少しずつ、近くに un peu plus près…

ボサノヴァの創始者のひとりと言われるジョアン・ジルベルト。

気難しくて、変人として知られますが、こんなエピソードがあります。

リオに飛んだ日本のライターがインタヴューを試みました。

始めは心配でしたが、思いのほか盛り上がり、

ジョアン・ジルベルトも楽しんでくれたようでした。

別れの挨拶をして一旦は部屋を辞去したのですが、

あんまりにも楽しかったので、もう少しと、

戻って扉をノックしました。

姿を現したジョアン・ジルベルトは

「ああ、あなたか。楽しかったけれど、

一日で知り合うのは少しずつにしたほうがいいと思うんだ」

という意味のことを言って断ったそうです。

ただのエピソードでなく、いかにもボサノヴァにふさわしい話として、

ライター氏に印象深かったのではないでしょうか?

この話で思い出すのは、「星の王子さま」のキツネの言葉です。

「時間をかけなくちゃ」。キツネは答えました。「まず、キミはボクから少し離れて、草の

上に座るんだ。そんな風にね。ボクは目のはしっこでキミを見るだろうな。だけどキミは

何も言わないんだ。言葉ってヤツが誤解の元サ。で、キミは毎日ちょっとずつ、ボクに

近づいて座るようになるんだ・・・」

-Il faut être très patient, répondit le renard. Tu t’assoiras d’abord un peu loin de moi,

comme ça, dans l’herbe. Je te regarderai du coin de l’oeil et tu ne diras rien. Le langage

est source de malentendus. Mais, chaque jour, tu pourras t’asseoir un peu plus près…

少し後には、「星の王子さま」でも最も有名な、あの言葉が出てきます。

「たいせつなことは目には見えないんだ」  L’essentiel est invisible pour les yeux

確かに・・・・・・だから、翡翠パワーは目には見えない。(笑

ちょっとコマーシャルを入れちゃったけれど、本質的なもの、重要なものは視覚では捉えきれない・・・・・。

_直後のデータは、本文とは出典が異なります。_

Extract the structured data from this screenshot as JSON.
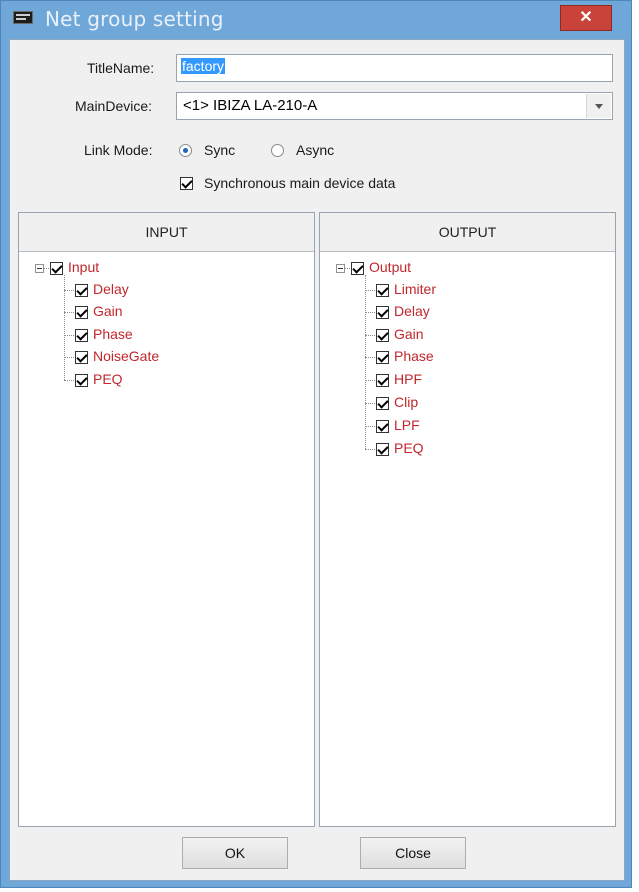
{
  "window": {
    "title": "Net group setting",
    "close_glyph": "✕"
  },
  "form": {
    "title_name_label": "TitleName:",
    "title_name_value": "factory",
    "main_device_label": "MainDevice:",
    "main_device_value": "<1> IBIZA LA-210-A",
    "link_mode_label": "Link Mode:",
    "link_mode_options": [
      {
        "label": "Sync",
        "selected": true
      },
      {
        "label": "Async",
        "selected": false
      }
    ],
    "sync_main_label": "Synchronous main device data",
    "sync_main_checked": true
  },
  "input_panel": {
    "header": "INPUT",
    "root": "Input",
    "children": [
      "Delay",
      "Gain",
      "Phase",
      "NoiseGate",
      "PEQ"
    ]
  },
  "output_panel": {
    "header": "OUTPUT",
    "root": "Output",
    "children": [
      "Limiter",
      "Delay",
      "Gain",
      "Phase",
      "HPF",
      "Clip",
      "LPF",
      "PEQ"
    ]
  },
  "buttons": {
    "ok": "OK",
    "close": "Close"
  },
  "colors": {
    "tree_label": "#c1272d",
    "title_bar": "#6fa7d8",
    "close_button": "#c9433a"
  },
  "icons": {
    "app": "app-icon",
    "combo": "chevron-down-icon",
    "tree_toggle": "collapse-icon"
  }
}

でも、優しさを求めるのは日本の現状ですから、本質をこそ求める感じ方が広がる一方で

男であれ女であれ、スポーツの世界にも、選挙にだって、

イケメンが重要な価値を持つ傾向は決定的なように見えます。

本当に良いものは自分を信じ、自分の感覚で選ぶこと。

そのために自分の感性を磨くこと・・・たいせつです。

さて、ジョアン・ジルベルトがイタリア語で歌う「夏」です。
オーケストラヴァージョン

ギター1本の弾き語り

失ったキスのように熱く

心が打ち消したいと願うほどに

過ぎ去ったわたしの恋に満ちている夏

太陽は日々、わたしたちを燃えあがらせ

輝かしい夕暮れを描いていた。

今、太陽はむなしくギラつくだけだ。

また冬がやってくるのだろう

バラが1000もの花びらを落とし

雪がすべてを覆い尽くしし

わずかばかりの安らぎが戻ってくる、きっと

すべての花々にかぐわしさを与えた夏

わたしたちの愛を創り

苦痛をもって わたしを死へといざなう夏

こちらのほうは、ジョアン・ジルベルトではありません・・・。

もうすこし弱っちいのが好みですが、

ミュート・トランペットが物憂げな気持ちを印象付けています。